El caso de Wittgenstein es especialmente útil para nuestro tema. Porque el llamado “segundo” Wittgenstein, como se sabe, está ya algo lejos de la audacia de su primer libro. Su alejamiento temporal de la filosofía, su amistad con Pierro Sraffa, y su acercamiento por otra parte al trabajo manual, quizás le dieron una versión no tan totalitaria de la realidad del mundo, una versión tanto más pragmática cuanto más relativista, que se refleja muy bien sobre todo en su último manuscrito, Sobre la certeza. Aquí ya no hay ni rastro de aforismos, excepto quizás uno que en forma aforística guarda como la cáscara de una nuez su contradicción fundamental: "en el fundamento de la creencia bien fundamentada, se encuentra la creencia sin fundamentos". Si examinamos la forma literaria utilizada a lo largo de este ensayo y sobre todo a partir de las Investigaciones, nos encontramos el fragmento herido, sin definición última, el pedazo desgarrado de pensamiento que no tiene miedo a los puntos suspensivos, a la indefinición, al relativismo...la presentación del fragmento es la de la humildad; la del aforismo, la de la radicalidad que informa el orgullo.

Desde luego, no se trata sólo de una actitud intelectual o espiritual, sino sobre todo, de una actitud ante el conocimiento: el aforismo o el axioma defienden la inmediatez del objeto del conocimiento ante la conciencia (aunque su naturaleza sea oscura, como en Heráclito); la del fragmento establece una dificultad apriorística en la capacidad del sujeto por aprehender el objeto. La diferencia, nuevamente, estriba en el verbo ser. Desde el punto de vista del conocimiento, podríamos concluir, aunque sea solo a modo de concesión temporal, que el aforismo trata con la realidad de forma directa, conformando su idea previa de que existe un contacto directo entre el objeto de conocimiento y el sujeto que lo aprehende; mientras que el fragmento, indirecto, incompleto y dubitativo, oscila con respecto de la posición del sujeto ante su objeto. El caso de Wittgenstein podría servir como ejemplo, dado que su escritura se transforma en la medida en que sus creencias con respecto del objeto del conocimiento se modifican. Y, por cierto, en la misma dirección.

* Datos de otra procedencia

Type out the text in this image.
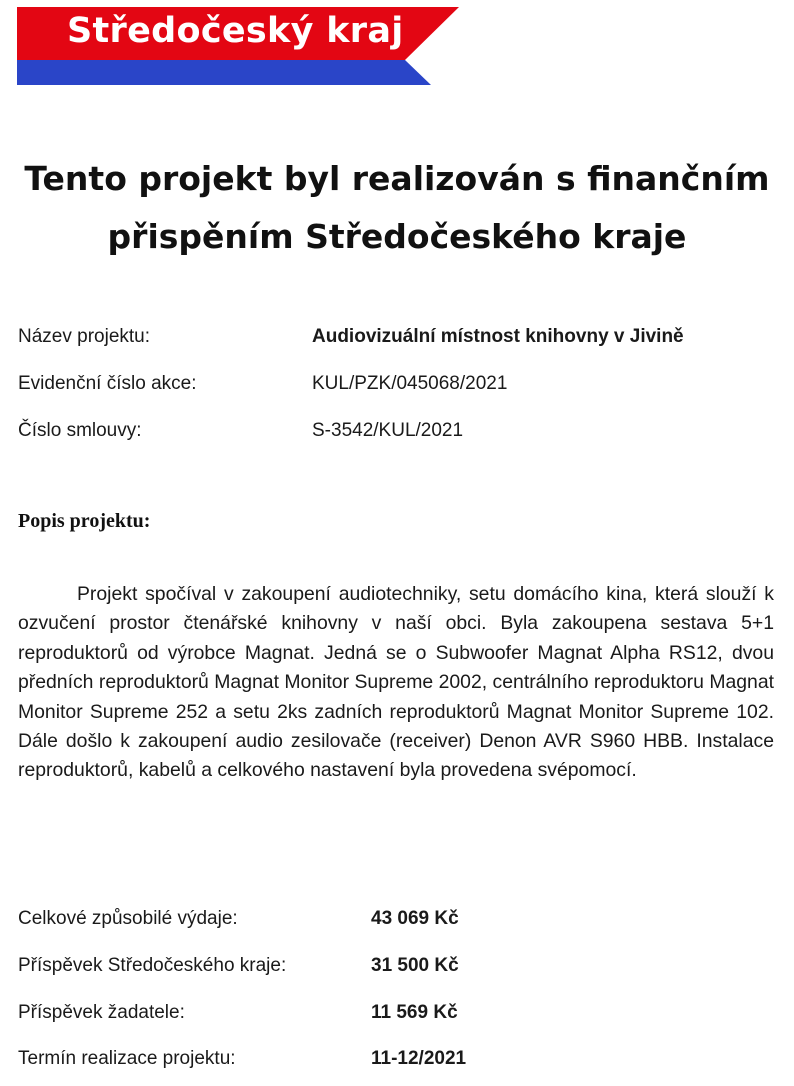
Středočeský kraj
Tento projekt byl realizován s finančním
přispěním Středočeského kraje
Název projektu:	Audiovizuální místnost knihovny v Jivině
Evidenční číslo akce:	KUL/PZK/045068/2021
Číslo smlouvy:	S-3542/KUL/2021
Popis projektu:

Projekt spočíval v zakoupení audiotechniky, setu domácího kina, která slouží k ozvučení prostor čtenářské knihovny v naší obci. Byla zakoupena sestava 5+1 reproduktorů od výrobce Magnat. Jedná se o Subwoofer Magnat Alpha RS12, dvou předních reproduktorů Magnat Monitor Supreme 2002, centrálního reproduktoru Magnat Monitor Supreme 252 a setu 2ks zadních reproduktorů Magnat Monitor Supreme 102. Dále došlo k zakoupení audio zesilovače (receiver) Denon AVR S960 HBB. Instalace reproduktorů, kabelů a celkového nastavení byla provedena svépomocí.

Celkové způsobilé výdaje:	43 069 Kč
Příspěvek Středočeského kraje:	31 500 Kč
Příspěvek žadatele:	11 569 Kč
Termín realizace projektu:	11-12/2021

Sea como sea, es verdad también que la elección de un género es una cuestión de preferencias, sobre todo, cuando se trata de escritores. Lo que hemos dicho de Wittgenstein o de Nietzsche quizás no sea tan exacto como con Canetti o Lichtenberg. Estos últimos destacaban la estética sobre el conocimiento; su objeto no era tanto establecer la veracidad de ese tinglado epistemológico que representa el filósofo con respecto de la realidad, como la creación misma de realidad, la belleza de la palabra o del acontecimiento único. En todo ello no había tanta seriedad filosófica como juego, y esto, desde luego, sin desmerecer la relevante categoría de juego.

En suma, nuestras investigaciones nos indican que esta distinción entre aforismo y fragmento es, en último término, válida para la escritura filosófica, y no tanto para aquella escritura cuya misión última no es establecer las relaciones entre juicio y realidad. Aunque debemos decir que esta aserción oculta una íntima ingenuidad. Quizás aquella que aún considera que el objeto de la filosofía es más “real” acaso que el objeto estético de la literatura. Creer esto es en el fondo una ingenuidad, por las mismas razones -me parece- por las que el verbo “Ser” ha seducido a poetas y a filósofos, trasladándolos a Olimpos imaginarios donde la Verdad comparece, en su absoluta desnudez, ante el individuo frágil y evanescente.